Electrical and electrochemical characterization of electroconductive PPy-p(HEMA) composite hydrogels

Abstract

Two groups of polymers that have been the focus of widespread research are hydrogels and conducting electroactive polymers (CEPs). 'Intelligent' hydrogels are highly hydrophilic, cross-linked polymers possessing hydration properties that change in response to specific environmental stimuli such as pH, ionic strength, chemical species, magnetic fields, etc. Conducting electroactive polymers such as polypyrrole, polyaniline and polythiophene are highly conjugated, redox-active polymers with electrical and optical properties that change through many orders of magnitude depending upon redox state (doping). We have formed composites of inherently conductive polypyrrole within highly hydrophilic poly(hydroxyethyl methacrylate)-based hydrogels.
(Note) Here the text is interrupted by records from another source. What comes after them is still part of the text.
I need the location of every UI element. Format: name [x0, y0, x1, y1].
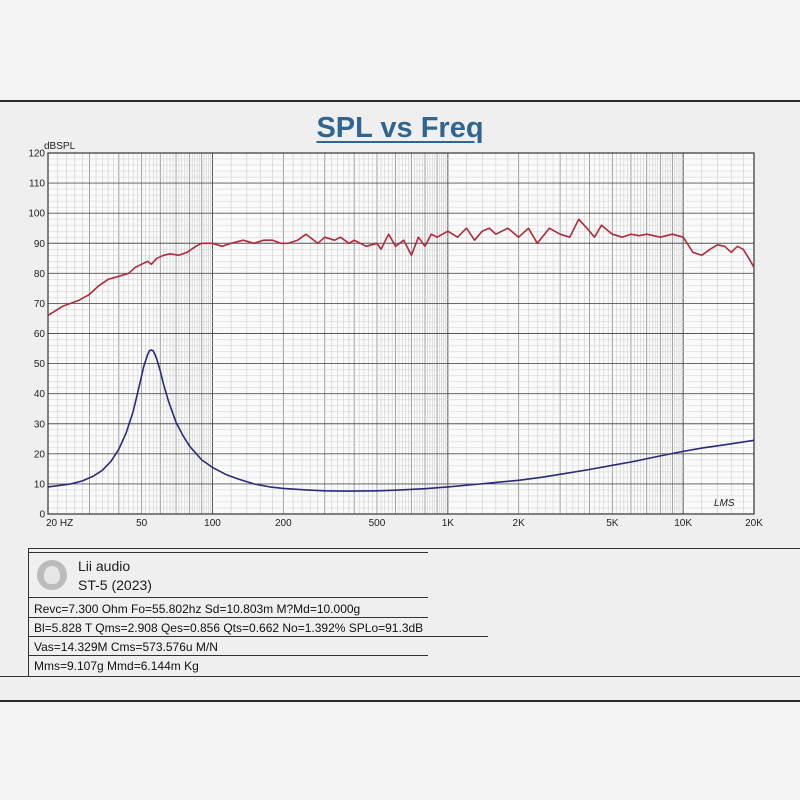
- info-left-rule: [28, 548, 29, 676]
- axes: [47, 152, 755, 515]
- param-row-3: Vas=14.329M Cms=573.576u M/N: [28, 638, 428, 656]
- watermark-label: LMS: [714, 498, 735, 509]
- x-tick-label: 50: [136, 518, 148, 529]
- y-tick-label: 50: [34, 359, 46, 370]
- brand-logo-icon: [37, 560, 67, 590]
- x-tick-label: 20 HZ: [46, 518, 73, 529]
- plot-border: [47, 152, 755, 515]
- series-line-1: [47, 218, 755, 317]
- x-tick-label: 10K: [674, 518, 692, 529]
- param-row-1: Revc=7.300 Ohm Fo=55.802hz Sd=10.803m M?…: [28, 600, 428, 618]
- param-row-2: Bl=5.828 T Qms=2.908 Qes=0.856 Qts=0.662…: [28, 619, 488, 637]
- x-tick-label: 500: [369, 518, 386, 529]
- y-tick-label: 110: [29, 179, 45, 190]
- y-tick-label: 60: [34, 329, 46, 340]
- x-tick-label: 2K: [513, 518, 526, 529]
- y-tick-label: 90: [34, 239, 46, 250]
- chart-title: SPL vs Freq: [316, 112, 484, 144]
- y-tick-label: 100: [28, 209, 45, 220]
- y-tick-label: 10: [34, 479, 46, 490]
- info-top-rule: [28, 548, 800, 549]
- x-tick-label: 1K: [442, 518, 455, 529]
- brand-box: Lii audio ST-5 (2023): [28, 552, 428, 598]
- brand-name: Lii audio: [78, 558, 131, 574]
- grid: [47, 152, 755, 515]
- x-tick-label: 20K: [745, 518, 763, 529]
- brand-model: ST-5 (2023): [78, 577, 152, 593]
- y-tick-label: 30: [34, 419, 46, 430]
- info-bottom-rule: [0, 676, 800, 677]
- y-tick-label: 80: [34, 269, 46, 280]
- series: [47, 218, 755, 492]
- x-tick-label: 5K: [606, 518, 619, 529]
- y-tick-label: 0: [39, 510, 45, 521]
- y-tick-label: 20: [34, 449, 46, 460]
- y-tick-label: 120: [28, 149, 45, 160]
- param-row-4: Mms=9.107g Mmd=6.144m Kg: [34, 659, 199, 673]
- y-axis-label: dBSPL: [44, 141, 76, 152]
- y-tick-label: 70: [34, 299, 46, 310]
- x-tick-label: 200: [275, 518, 292, 529]
- series-line-2: [47, 349, 755, 492]
- y-tick-label: 40: [34, 389, 46, 400]
- x-tick-label: 100: [204, 518, 221, 529]
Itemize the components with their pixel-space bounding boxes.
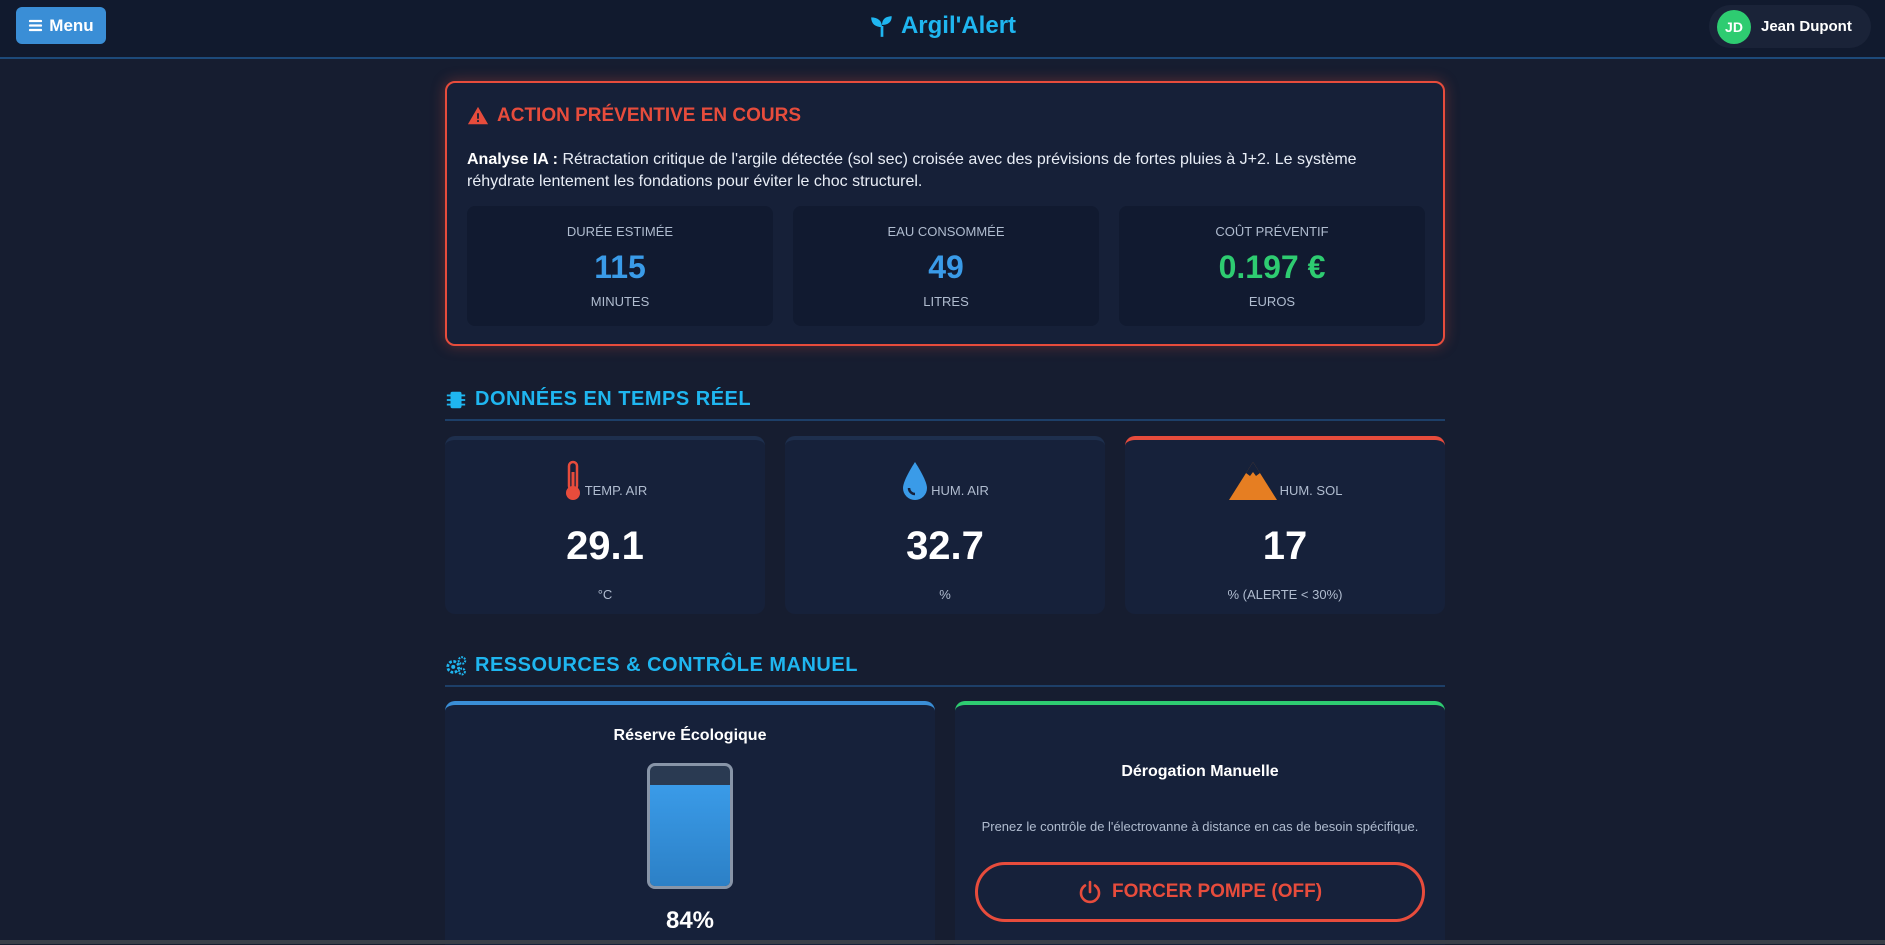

These materials retain the hydration characteristics of hydrogels as well as the electroactivity and electronic conductivity of CEPs and are thus called 'electroconductive hydrogels'. The electrical and electrochemical properties of these polymer composites have been investigated. The electrochemical characteristics observed by cyclic voltammetry suggest less facile reduction of PPy within the composite hydrogel compared to electropolymerized PPy, as shown by the shift in the reduction peak potential from -472 mV for electropolymerized polypyrrole to -636 mV for the electroconductive composite gel. The network impedance magnitude for the electroconductive hydrogel remains quite low, ca. 100 Ohms, even upon approach to DC, over all frequencies and at all offset potentials suggesting retained electronic (bipolaronic) conductivity within the composite.